General characteristics
- Type: Yacht
- Tonnage: 29 tons
- Length: 65 ft (20 m)
- Beam: 13 ft 6 in (4.11 m)
- Draft: 2 ft 6 in (0.76 m)
- Propulsion: motor
- Speed: 10 knots
- Complement: not known
- Armament: One 1-pounder gun

= USS Idylease =

Patrol vessel of the United States Navy

USS Idylease (SP-119) was a motor yacht leased by the U.S. Navy during World War I. She was outfitted as a patrol craft and was assigned to the Hampton Roads and Norfolk, Virginia, waterways. Post-war, she was restored to her civilian configuration and returned to her owner.

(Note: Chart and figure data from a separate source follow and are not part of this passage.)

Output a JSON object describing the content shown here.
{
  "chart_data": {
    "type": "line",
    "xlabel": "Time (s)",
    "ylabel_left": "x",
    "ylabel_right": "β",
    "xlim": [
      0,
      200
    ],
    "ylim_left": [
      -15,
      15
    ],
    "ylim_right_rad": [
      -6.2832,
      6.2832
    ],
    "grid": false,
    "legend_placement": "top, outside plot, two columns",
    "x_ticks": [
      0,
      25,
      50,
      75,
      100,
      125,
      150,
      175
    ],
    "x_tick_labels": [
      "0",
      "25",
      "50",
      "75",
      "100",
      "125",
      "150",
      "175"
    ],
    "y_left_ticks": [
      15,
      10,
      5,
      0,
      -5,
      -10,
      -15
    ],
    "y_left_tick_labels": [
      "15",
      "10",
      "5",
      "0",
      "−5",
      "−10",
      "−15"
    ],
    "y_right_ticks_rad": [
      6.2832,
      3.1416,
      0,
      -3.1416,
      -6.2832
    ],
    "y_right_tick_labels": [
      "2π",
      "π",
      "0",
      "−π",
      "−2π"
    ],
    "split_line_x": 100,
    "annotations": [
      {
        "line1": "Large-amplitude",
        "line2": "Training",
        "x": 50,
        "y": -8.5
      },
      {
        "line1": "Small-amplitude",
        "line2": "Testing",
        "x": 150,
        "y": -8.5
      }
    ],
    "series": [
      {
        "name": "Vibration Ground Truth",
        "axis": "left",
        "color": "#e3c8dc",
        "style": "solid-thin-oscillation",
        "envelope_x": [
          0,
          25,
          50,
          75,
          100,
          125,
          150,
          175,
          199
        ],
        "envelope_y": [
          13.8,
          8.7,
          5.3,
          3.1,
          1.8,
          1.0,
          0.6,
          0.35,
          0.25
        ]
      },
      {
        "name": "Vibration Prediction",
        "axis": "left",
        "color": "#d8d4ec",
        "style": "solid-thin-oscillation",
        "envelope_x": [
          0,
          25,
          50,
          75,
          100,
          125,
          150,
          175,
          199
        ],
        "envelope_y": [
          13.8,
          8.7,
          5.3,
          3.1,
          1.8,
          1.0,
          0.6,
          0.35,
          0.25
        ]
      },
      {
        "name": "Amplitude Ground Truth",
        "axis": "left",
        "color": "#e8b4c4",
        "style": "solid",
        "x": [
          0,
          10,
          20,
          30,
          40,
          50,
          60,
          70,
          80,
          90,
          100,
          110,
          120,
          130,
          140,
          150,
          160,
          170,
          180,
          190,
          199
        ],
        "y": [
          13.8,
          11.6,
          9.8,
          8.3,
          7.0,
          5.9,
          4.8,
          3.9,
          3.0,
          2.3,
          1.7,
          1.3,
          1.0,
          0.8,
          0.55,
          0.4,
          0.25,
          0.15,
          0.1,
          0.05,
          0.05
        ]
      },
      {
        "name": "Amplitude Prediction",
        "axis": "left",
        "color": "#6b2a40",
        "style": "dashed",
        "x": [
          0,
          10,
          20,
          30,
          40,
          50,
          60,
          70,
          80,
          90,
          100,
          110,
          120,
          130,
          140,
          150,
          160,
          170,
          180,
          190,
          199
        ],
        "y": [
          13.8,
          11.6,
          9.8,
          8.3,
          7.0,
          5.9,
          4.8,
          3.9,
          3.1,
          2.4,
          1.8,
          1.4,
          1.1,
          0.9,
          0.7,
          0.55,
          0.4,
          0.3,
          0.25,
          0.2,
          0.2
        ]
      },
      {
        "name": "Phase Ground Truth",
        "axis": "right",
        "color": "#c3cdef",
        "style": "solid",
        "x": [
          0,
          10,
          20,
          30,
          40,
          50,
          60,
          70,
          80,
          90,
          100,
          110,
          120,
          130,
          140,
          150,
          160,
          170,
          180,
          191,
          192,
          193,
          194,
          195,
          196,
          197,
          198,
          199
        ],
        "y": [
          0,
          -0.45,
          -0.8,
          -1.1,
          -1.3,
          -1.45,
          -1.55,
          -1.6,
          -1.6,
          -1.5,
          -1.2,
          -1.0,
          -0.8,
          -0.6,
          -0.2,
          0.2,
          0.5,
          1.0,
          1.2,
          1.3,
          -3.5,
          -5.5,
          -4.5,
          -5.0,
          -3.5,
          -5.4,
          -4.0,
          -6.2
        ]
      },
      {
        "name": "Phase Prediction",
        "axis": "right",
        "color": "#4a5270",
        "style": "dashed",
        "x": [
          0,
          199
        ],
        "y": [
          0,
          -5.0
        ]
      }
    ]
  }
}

== Constructed in New York ==

Idylease (SP-119), a 65-foot motor yacht, was built in 1916 by Kyle and Purdy, City Island, New York as the civilian pleasure motor boat of the same name; acquired by the Navy from Richard Goldsmith of New York City in June 1917, and commissioned 9 July 1917.

== World War I service ==

Assigned to the 5th Naval District for the rest of World War I and during the initial post-war months, Idylease performed patrol and radio inspection duties in Hampton Roads, Norfolk, Virginia, and on the Elizabeth River during the war.

== Post-war disposition ==

She was returned to her owner at Norfolk 30 April 1919.